I get this now. When I was a god, I couldn’t possibly experience peer pressure, because I had no peers. I was, of course, the most exceptional, handsome, and talented being in existence. I didn’t even have sibling rivalry, because Artemis and I got along very well and had very different interests. But now, as a teenager, I find myself in a constant state of envy, jealousy, and bitterness. Why can’t I fight with a sword as well as Percy Jackson? Why can’t I look as good as Paolo Montes? Why can’t I shoot a bow as well as my own daughter Kayla, or heal as well as my son Will? At Camp Half-Blood, there was so much pressure to try to IMPROVE myself. This is an alien concept to me, who was once un-improvable. At camp, I wanted to demonstrate that I had the same level of skill as all those demigod heroes. Let me warn you: Peer pressure is dangerous. It has driven me to do so very reckless things, like show courage in battle and put others’ lives ahead of my own. BEWARE. This could happen to you, too, if you become mortal.

  1. Driving

Driving is second nature to me. I have driven the sun chariot for thousands of years! But when you are a mortal, there are many annoying rules and regulations you must deal with. Being only sixteen in mortal years, I have to use a student license, which is absurd. I don’t need a chaperone! There is also something called a "speed limit." I always assumed this meant that whatever maximum speed your vehicle was capable of achieving was fine, but apparently not. A policeman explained this to me when I got pulled over in Indiana. Also, policemen don’t seem to think much of teenaged drivers. They will ask you questions. They will criticize your decision-making. If you do something wrong, they will even give you a “ticket,” which I’ve discovered is a form of punishment, not a pass to a wonderful concert or sporting event. How I miss the days when I could drive across the sky at my own pace, blasting anyone who got in my way with heavenly fire. I have discovered that such behavior is frowned upon on the Long Island Expressway.

  1. Social Media

So many problems for the mortal teenager!

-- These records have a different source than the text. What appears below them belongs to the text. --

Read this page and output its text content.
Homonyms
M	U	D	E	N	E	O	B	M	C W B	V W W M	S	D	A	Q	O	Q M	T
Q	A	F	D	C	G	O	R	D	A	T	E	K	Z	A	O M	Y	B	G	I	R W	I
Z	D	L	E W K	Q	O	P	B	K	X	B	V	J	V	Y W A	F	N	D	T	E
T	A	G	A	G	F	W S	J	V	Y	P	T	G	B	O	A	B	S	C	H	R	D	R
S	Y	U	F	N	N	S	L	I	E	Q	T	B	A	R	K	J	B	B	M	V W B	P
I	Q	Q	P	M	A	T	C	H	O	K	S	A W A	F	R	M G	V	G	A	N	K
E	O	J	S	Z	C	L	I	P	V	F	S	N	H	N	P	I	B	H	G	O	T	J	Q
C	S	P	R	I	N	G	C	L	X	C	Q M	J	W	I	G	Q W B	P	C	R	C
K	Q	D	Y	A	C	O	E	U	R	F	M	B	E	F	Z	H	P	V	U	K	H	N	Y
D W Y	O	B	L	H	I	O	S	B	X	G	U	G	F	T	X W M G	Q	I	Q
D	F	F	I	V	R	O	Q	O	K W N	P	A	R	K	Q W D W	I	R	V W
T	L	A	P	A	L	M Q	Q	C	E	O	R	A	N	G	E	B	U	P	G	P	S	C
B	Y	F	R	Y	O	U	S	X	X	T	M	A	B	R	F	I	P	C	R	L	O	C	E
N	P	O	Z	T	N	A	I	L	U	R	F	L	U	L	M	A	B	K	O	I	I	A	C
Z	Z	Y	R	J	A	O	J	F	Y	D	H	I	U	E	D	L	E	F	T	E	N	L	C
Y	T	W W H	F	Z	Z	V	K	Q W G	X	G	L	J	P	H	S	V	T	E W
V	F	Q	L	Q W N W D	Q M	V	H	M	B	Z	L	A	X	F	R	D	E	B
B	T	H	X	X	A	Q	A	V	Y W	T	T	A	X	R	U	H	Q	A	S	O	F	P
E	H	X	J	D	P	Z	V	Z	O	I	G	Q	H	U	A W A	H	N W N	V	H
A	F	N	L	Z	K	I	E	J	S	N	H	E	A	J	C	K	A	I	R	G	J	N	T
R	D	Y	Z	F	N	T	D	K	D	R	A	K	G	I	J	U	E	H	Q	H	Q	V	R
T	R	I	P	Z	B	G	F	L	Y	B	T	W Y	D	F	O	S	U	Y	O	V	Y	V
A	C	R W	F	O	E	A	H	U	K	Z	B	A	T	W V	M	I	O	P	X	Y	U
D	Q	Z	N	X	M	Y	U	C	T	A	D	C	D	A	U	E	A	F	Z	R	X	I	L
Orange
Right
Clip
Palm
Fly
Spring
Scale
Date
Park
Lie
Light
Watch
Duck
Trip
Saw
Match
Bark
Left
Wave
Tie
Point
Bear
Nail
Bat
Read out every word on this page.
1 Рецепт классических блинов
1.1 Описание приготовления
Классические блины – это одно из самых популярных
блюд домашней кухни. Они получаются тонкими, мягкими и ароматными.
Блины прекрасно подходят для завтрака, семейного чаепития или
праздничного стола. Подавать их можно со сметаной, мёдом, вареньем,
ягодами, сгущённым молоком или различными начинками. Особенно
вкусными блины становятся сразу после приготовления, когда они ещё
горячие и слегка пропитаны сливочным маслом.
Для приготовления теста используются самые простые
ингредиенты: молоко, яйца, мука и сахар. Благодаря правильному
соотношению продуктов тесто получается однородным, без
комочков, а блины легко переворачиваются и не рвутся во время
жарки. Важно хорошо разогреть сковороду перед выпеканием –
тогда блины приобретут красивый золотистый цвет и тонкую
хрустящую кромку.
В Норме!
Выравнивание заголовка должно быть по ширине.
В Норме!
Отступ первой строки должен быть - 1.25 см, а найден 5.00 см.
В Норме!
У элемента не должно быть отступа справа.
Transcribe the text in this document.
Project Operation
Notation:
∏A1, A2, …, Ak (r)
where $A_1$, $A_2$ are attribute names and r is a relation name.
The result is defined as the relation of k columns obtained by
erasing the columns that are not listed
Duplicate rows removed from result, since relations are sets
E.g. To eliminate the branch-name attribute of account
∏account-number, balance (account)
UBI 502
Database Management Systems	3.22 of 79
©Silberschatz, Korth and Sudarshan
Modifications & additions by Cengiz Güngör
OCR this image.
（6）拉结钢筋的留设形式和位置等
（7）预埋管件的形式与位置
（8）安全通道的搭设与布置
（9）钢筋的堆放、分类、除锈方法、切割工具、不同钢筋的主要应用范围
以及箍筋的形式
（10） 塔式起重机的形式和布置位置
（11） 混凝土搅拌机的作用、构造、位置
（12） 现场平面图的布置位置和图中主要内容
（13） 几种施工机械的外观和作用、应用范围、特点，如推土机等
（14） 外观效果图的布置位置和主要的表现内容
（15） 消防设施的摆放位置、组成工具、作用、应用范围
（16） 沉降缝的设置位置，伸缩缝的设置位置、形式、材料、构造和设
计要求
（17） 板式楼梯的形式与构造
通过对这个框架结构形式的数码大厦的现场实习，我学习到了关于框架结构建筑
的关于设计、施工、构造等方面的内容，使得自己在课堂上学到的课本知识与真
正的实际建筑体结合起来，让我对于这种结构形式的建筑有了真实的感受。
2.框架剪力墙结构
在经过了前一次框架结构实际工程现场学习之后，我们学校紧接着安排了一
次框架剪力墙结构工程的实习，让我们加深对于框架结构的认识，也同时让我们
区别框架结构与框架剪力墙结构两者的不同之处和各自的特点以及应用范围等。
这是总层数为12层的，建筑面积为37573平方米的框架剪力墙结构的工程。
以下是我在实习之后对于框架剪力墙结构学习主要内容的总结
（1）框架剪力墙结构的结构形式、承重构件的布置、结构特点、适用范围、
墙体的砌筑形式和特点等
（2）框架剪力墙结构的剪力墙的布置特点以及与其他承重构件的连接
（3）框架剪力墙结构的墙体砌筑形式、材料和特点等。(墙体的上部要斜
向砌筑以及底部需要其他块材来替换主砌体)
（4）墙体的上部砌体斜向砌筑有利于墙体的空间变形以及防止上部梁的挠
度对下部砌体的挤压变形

One must have the right social media accounts, and then one must worry about how many online friends one has, how many likes each post receives, how many stars and up-votes and smiley faces one gets. It’s like a popularity contest that never ends. I used to be fine with popularity contests, because I would always win, but now it’s a nightmare. No one seems to want to watch Lester Papadopoulos’ YouTube video performance of “I Used to Be Your Sun God, Baby.” 329 views and only 102 likes. What madness is that? I am humiliated! Fortunately, most demigods do not use smart phones for fear of attracting monsters, so I have not been ridiculed too much by my friends. Still, I am not going to share my Twitter handle or Snapchat user name with them. No, not until I get a much bigger online following. I am going to upload my newest music video right now: “You Keep Coming Back Like My Skin Rash.” I know this will be my big break!